Advisers have been urged to protect their business next year in the aftermath of the Woodford saga and in anticipation of heightened activity amongst claims management companies.
Advice firm Beaufort Group warned advisers should look to protect themselves from being on the "wrong end" of the consequences of a fund suspension in 2020.
Chairman Simon Goldthorpe said such moves were necessary in the wake of the Woodford scandal which rocked the industry this year.
Fund manager Neil Woodford was forced to suspend his flagship Equity Income fund in June after he struggled to meet redemptions following a sustained period of outflows.
Investors, who have been trapped in the fund ever since, are expected to lose 30 per cent of their assets when it winds up in 2020.
Mr Goldthorpe said: "Some advisers still select funds based upon their own research, but is that really sustainable?
"Some of the big names in the business got caught out by Woodford, despite their huge research resource.
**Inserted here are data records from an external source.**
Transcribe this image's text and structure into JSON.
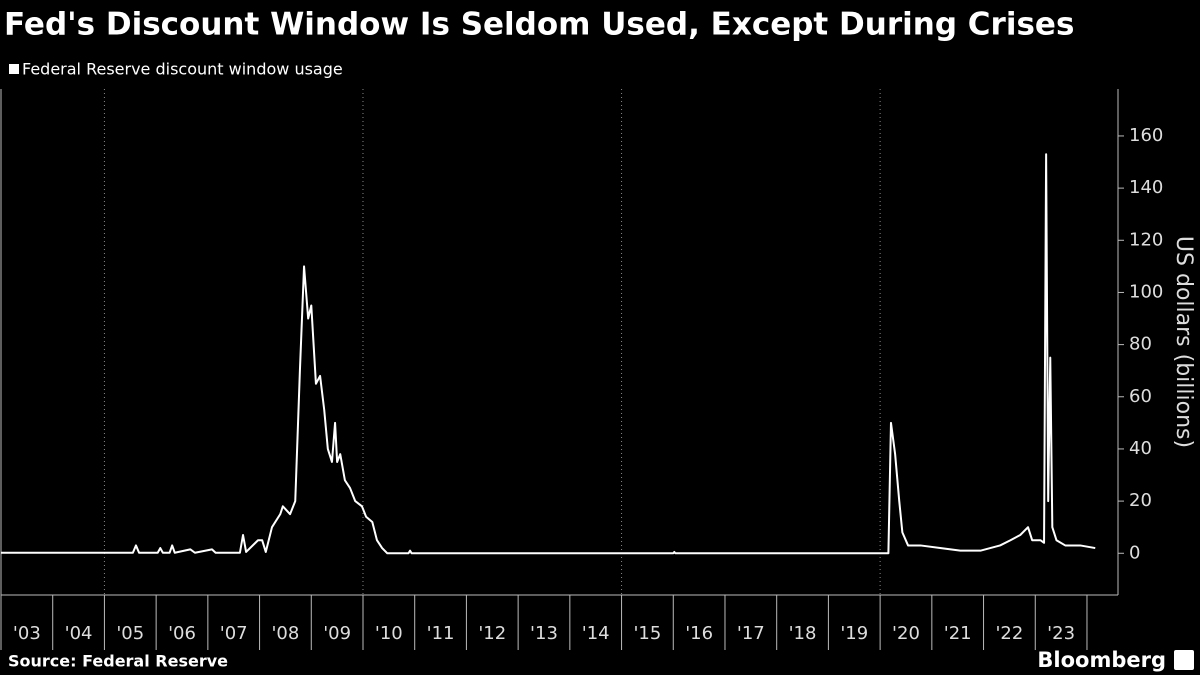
{
  "chart_data": {
    "type": "line",
    "title": "Fed's Discount Window Is Seldom Used, Except During Crises",
    "y_axis_label": "US dollars (billions)",
    "source": "Source: Federal Reserve",
    "brand": "Bloomberg",
    "series": [
      {
        "name": "Federal Reserve discount window usage",
        "color": "#ffffff",
        "x": [
          2003.0,
          2005.55,
          2005.61,
          2005.67,
          2006.03,
          2006.08,
          2006.13,
          2006.26,
          2006.31,
          2006.36,
          2006.66,
          2006.75,
          2007.08,
          2007.15,
          2007.62,
          2007.68,
          2007.74,
          2007.97,
          2008.05,
          2008.12,
          2008.24,
          2008.4,
          2008.45,
          2008.59,
          2008.69,
          2008.78,
          2008.86,
          2008.94,
          2009.0,
          2009.03,
          2009.09,
          2009.17,
          2009.25,
          2009.32,
          2009.4,
          2009.46,
          2009.5,
          2009.56,
          2009.65,
          2009.75,
          2009.85,
          2009.98,
          2010.06,
          2010.18,
          2010.27,
          2010.37,
          2010.47,
          2010.88,
          2010.91,
          2010.94,
          2016.0,
          2016.02,
          2016.04,
          2020.16,
          2020.21,
          2020.29,
          2020.37,
          2020.43,
          2020.54,
          2020.78,
          2021.16,
          2021.55,
          2021.94,
          2022.13,
          2022.32,
          2022.52,
          2022.71,
          2022.86,
          2022.94,
          2023.1,
          2023.17,
          2023.21,
          2023.25,
          2023.29,
          2023.33,
          2023.41,
          2023.58,
          2023.87,
          2024.16
        ],
        "values": [
          0.2,
          0.2,
          3,
          0.2,
          0.2,
          2,
          0.2,
          0.2,
          3,
          0.2,
          1.5,
          0.2,
          1.5,
          0.2,
          0.2,
          7,
          0.5,
          5,
          5,
          0.5,
          10,
          15,
          18,
          15,
          20,
          70,
          110,
          90,
          95,
          85,
          65,
          68,
          55,
          40,
          35,
          50,
          35,
          38,
          28,
          25,
          20,
          18,
          14,
          12,
          5,
          2,
          0,
          0,
          1,
          0,
          0,
          0.5,
          0,
          0,
          50,
          38,
          20,
          8,
          3,
          3,
          2,
          1,
          1,
          2,
          3,
          5,
          7,
          10,
          5,
          5,
          4,
          153,
          20,
          75,
          10,
          5,
          3,
          3,
          2
        ]
      }
    ],
    "xlim": [
      2003.0,
      2024.6
    ],
    "xticks": [
      {
        "value": 2003,
        "label": "'03"
      },
      {
        "value": 2004,
        "label": "'04"
      },
      {
        "value": 2005,
        "label": "'05"
      },
      {
        "value": 2006,
        "label": "'06"
      },
      {
        "value": 2007,
        "label": "'07"
      },
      {
        "value": 2008,
        "label": "'08"
      },
      {
        "value": 2009,
        "label": "'09"
      },
      {
        "value": 2010,
        "label": "'10"
      },
      {
        "value": 2011,
        "label": "'11"
      },
      {
        "value": 2012,
        "label": "'12"
      },
      {
        "value": 2013,
        "label": "'13"
      },
      {
        "value": 2014,
        "label": "'14"
      },
      {
        "value": 2015,
        "label": "'15"
      },
      {
        "value": 2016,
        "label": "'16"
      },
      {
        "value": 2017,
        "label": "'17"
      },
      {
        "value": 2018,
        "label": "'18"
      },
      {
        "value": 2019,
        "label": "'19"
      },
      {
        "value": 2020,
        "label": "'20"
      },
      {
        "value": 2021,
        "label": "'21"
      },
      {
        "value": 2022,
        "label": "'22"
      },
      {
        "value": 2023,
        "label": "'23"
      }
    ],
    "xgrid": [
      2005,
      2010,
      2015,
      2020
    ],
    "ylim": [
      -16,
      178
    ],
    "yticks": [
      0,
      20,
      40,
      60,
      80,
      100,
      120,
      140,
      160
    ],
    "y_axis_side": "right"
  }
}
The small IFA is faced with an even greater challenge."
He added: "A fund selector tool may be a sensible option - however one might question how many of those still included Woodford."
Mr Goldthorpe also pointed to the gating of property funds, warning suspensions were now on "everyone's radar".
It follows steps taken earlier this month amid rising redemptions from open-ended property funds and economic and political uncertainty.
At the beginning of December the M&G Property Portfolio suspended trading for the second time in three years as the fund attempted to deal with an "unusually high and sustained" period of outflows.
Five days later Prudential moved to suspended trading in related UK property funds, leaving nearly 20,000 customers unable to withdraw their assets.
Mr Goldthorpe said: "Though it may have dissipated somewhat since the election, people should ensure they are prepared for any further closures by ensuring the investments clients have – and the structure of those investments – is appropriate."
The Beaufort chairman also urged advisers to consider protecting their firm from so-called "ambulance chasers", as he warned claims management companies could turn their attention to a fresh area of the advice sector.
Earlier this year advisers in the defined benefit transfer market were told it would be "naive" to think they were not on the radar of claims management companies, amid warnings a mis-selling scandal in this area might not be confined to "dodgy firms". Other areas may also now be vulnerable, Mr Goldthorpe said.
He stated: "We are all aware of the threat from claims firms turning their attention to defined benefit transfers now that they have gorged themselves on PPI payouts, but what next?
"Interest-only mortgages could be the next soft target, with the regulator making ominous noises about them being ‘mis-sold'.
"Is it likely that most of those borrowers really didn’t know that they were signing up for? It could well become the industry’s collective problem, whether interest-only was advised on or not."